Samenvatting
- In een door de minister van Volksgezondheid, Welzijn en Sport geïnitieerd overleg tussen huisartsen en specialisten over chronische-vermoeidheidsyndroom (CVS) werden aanwijzingen voor de diagnosestelling bij en de behandeling en begeleiding van patiënten met langdurige, lichamelijk onverklaarde moeheidsklachten opgesteld, gegeven de huidige stand van de wetenschappelijke kennis.
- Van CVS kan worden gesproken als het gaat om tenminste 6 maanden bestaande, door de patiënt zelf gerapporteerde, medisch geëvalueerde moeheidsklachten waarvoor geen lichamelijke verklaring is gevonden en die leiden tot aanzienlijke beperkingen in het beroepsmatig, sociaal en (of) persoonlijk functioneren.

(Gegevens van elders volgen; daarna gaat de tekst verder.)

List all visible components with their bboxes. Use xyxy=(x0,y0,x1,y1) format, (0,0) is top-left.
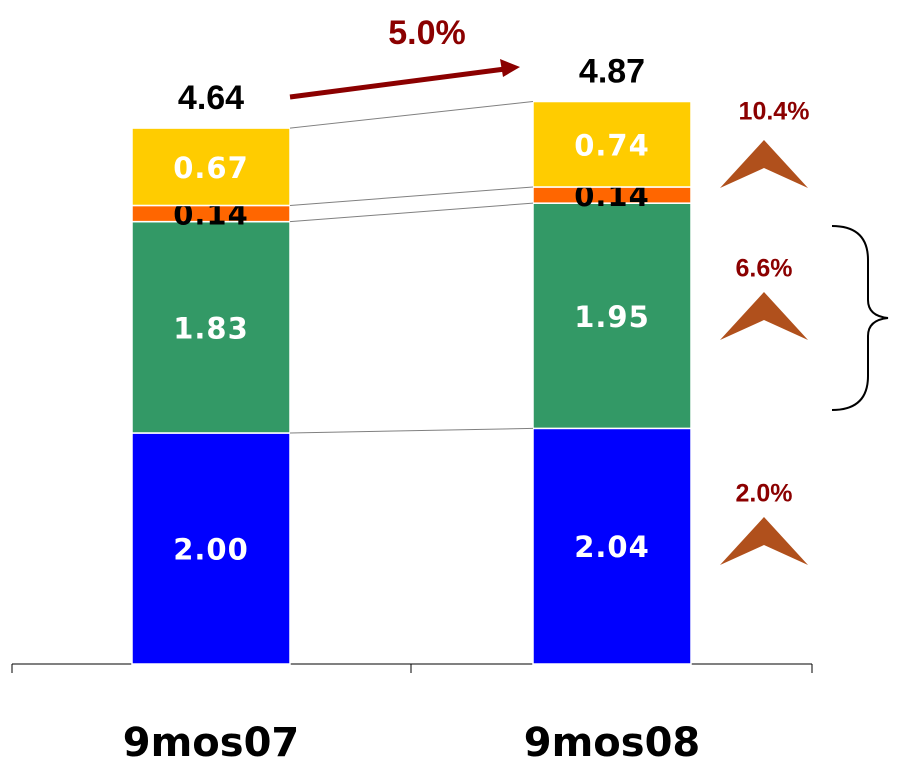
data-label: 2.04 xyxy=(574,530,650,564)
data-label: 2.00 xyxy=(173,533,249,567)
segment-growth: 2.0% xyxy=(736,480,793,508)
total-label: 4.64 xyxy=(178,79,244,117)
connector-line xyxy=(289,186,534,206)
total-growth: 5.0% xyxy=(388,14,466,52)
data-label: 1.83 xyxy=(173,311,249,345)
data-label: 0.74 xyxy=(574,128,650,162)
bar-segment xyxy=(131,432,291,665)
segment-growth: 10.4% xyxy=(739,98,810,126)
brace xyxy=(831,225,889,411)
segment-growth: 6.6% xyxy=(736,255,793,283)
bar-segment xyxy=(532,202,692,430)
x-axis xyxy=(11,663,813,673)
data-label: 1.95 xyxy=(574,300,650,334)
connector-line xyxy=(289,101,534,129)
bar-segment xyxy=(532,427,692,665)
up-arrows xyxy=(720,140,808,565)
bar-segment xyxy=(532,100,692,188)
x-tick-label: 9mos08 xyxy=(524,720,700,762)
bar-segment xyxy=(131,127,291,207)
growth-arrow-head xyxy=(500,59,520,77)
total-label: 4.87 xyxy=(579,52,645,90)
bar-segment xyxy=(131,220,291,434)
up-arrow xyxy=(720,140,808,188)
data-label: 0.67 xyxy=(173,151,249,185)
x-tick-label: 9mos07 xyxy=(123,720,299,762)
up-arrow xyxy=(720,517,808,565)
connector-line xyxy=(289,202,534,223)
connector-line xyxy=(289,427,534,434)
growth-arrow xyxy=(289,66,506,100)
up-arrow xyxy=(720,292,808,340)
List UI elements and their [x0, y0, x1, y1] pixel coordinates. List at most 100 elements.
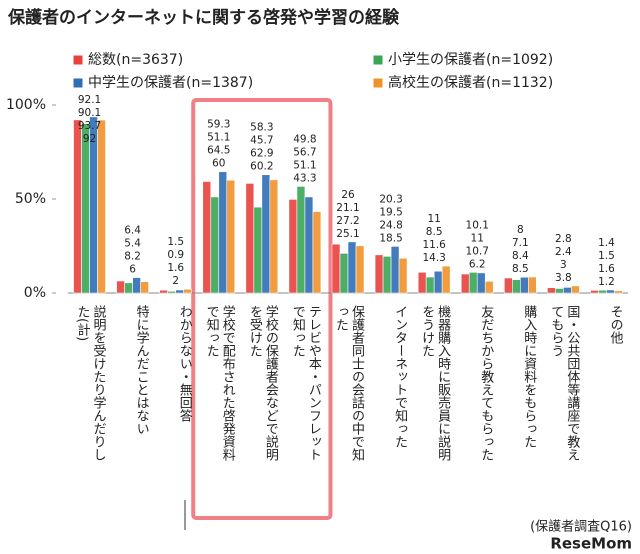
bar [73, 119, 82, 294]
bar [468, 272, 478, 294]
bar [97, 119, 106, 294]
bar [433, 270, 443, 294]
value-label: 11 [427, 213, 440, 225]
bar [159, 289, 168, 294]
value-label: 92 [83, 133, 96, 145]
bar [476, 272, 486, 294]
value-label: 24.8 [379, 219, 402, 231]
value-label: 56.7 [293, 146, 316, 158]
value-label: 51.1 [293, 159, 316, 171]
y-tick-label: 0% [24, 285, 46, 301]
bar [175, 289, 184, 294]
bar [374, 254, 384, 294]
legend-swatch [372, 54, 384, 66]
bar [504, 277, 513, 294]
bar [226, 179, 236, 294]
bar [288, 199, 298, 294]
value-label: 8.5 [512, 263, 529, 275]
bar [296, 186, 306, 294]
bar [563, 287, 572, 294]
value-label: 8.4 [512, 250, 529, 262]
legend-swatch [72, 54, 84, 66]
x-tick-label: インターネットで知った [392, 305, 408, 448]
value-label: 43.3 [293, 172, 316, 184]
y-tick-label: 50% [15, 191, 46, 207]
y-tick-label: 100% [6, 97, 46, 113]
bar [555, 288, 564, 294]
bar [417, 272, 427, 294]
value-label: 93.7 [78, 120, 101, 132]
value-label: 58.3 [250, 122, 273, 134]
value-label: 2.4 [555, 246, 572, 258]
footnote: (保護者調査Q16) [530, 519, 632, 535]
value-label: 27.2 [336, 215, 359, 227]
value-label: 1.2 [598, 276, 615, 288]
bar [512, 279, 521, 294]
value-label: 10.7 [466, 245, 489, 257]
x-tick-label: わからない・無回答 [176, 305, 192, 422]
x-tick-label: 特に学んだことはない [133, 305, 149, 435]
value-label: 2 [172, 275, 179, 287]
x-tick-label: 説明を受けたり学んだりした(計) [74, 305, 106, 461]
bar [398, 257, 408, 294]
value-label: 25.1 [336, 228, 359, 240]
highlight-frame [191, 98, 333, 520]
value-label: 59.3 [207, 119, 230, 131]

- Het te volgen beleid is afhankelijk van de ziekteduur. Er wordt onderscheid gemaakt tussen een acute fase (tot 1 maand na het eerste consult; het beleid is vooral afwachtend), een subacute fase (tot 6 maanden na het begin van de klachten en beperkingen; het beleid is erop gericht de patiënt de aandoening te laten accepteren en hem of haar ertoe te brengen zich voor gezondheidsbevordering te gaan inzetten) en een chronische (vanaf 6 maanden na het begin van de klachten en beperkingen; het beleid is gericht op gezondheidsbevorderende gedragingen en cognities).
- Nader (laboratorium)onderzoek heeft pas zin als de klachten na 1 maand niet zijn verdwenen (dat is het geval bij circa 20 van de patiënten); soms is zulk onderzoek eerder zinvol bij oudere patiënten.
- Het is belangrijk dat de CVS-patiënt gaat inzien dat het geen zin heeft om energie te blijven steken in het zoeken naar oorzaken en behandelingsmogelijkheden, maar actief de eigen gezondheid tracht te bevorderen, bijvoorbeeld door het volgen van een gedoseerd activiteitenprogramma dat gekoppeld is aan een tijdschema (in plaats van aan een moeheidsniveau).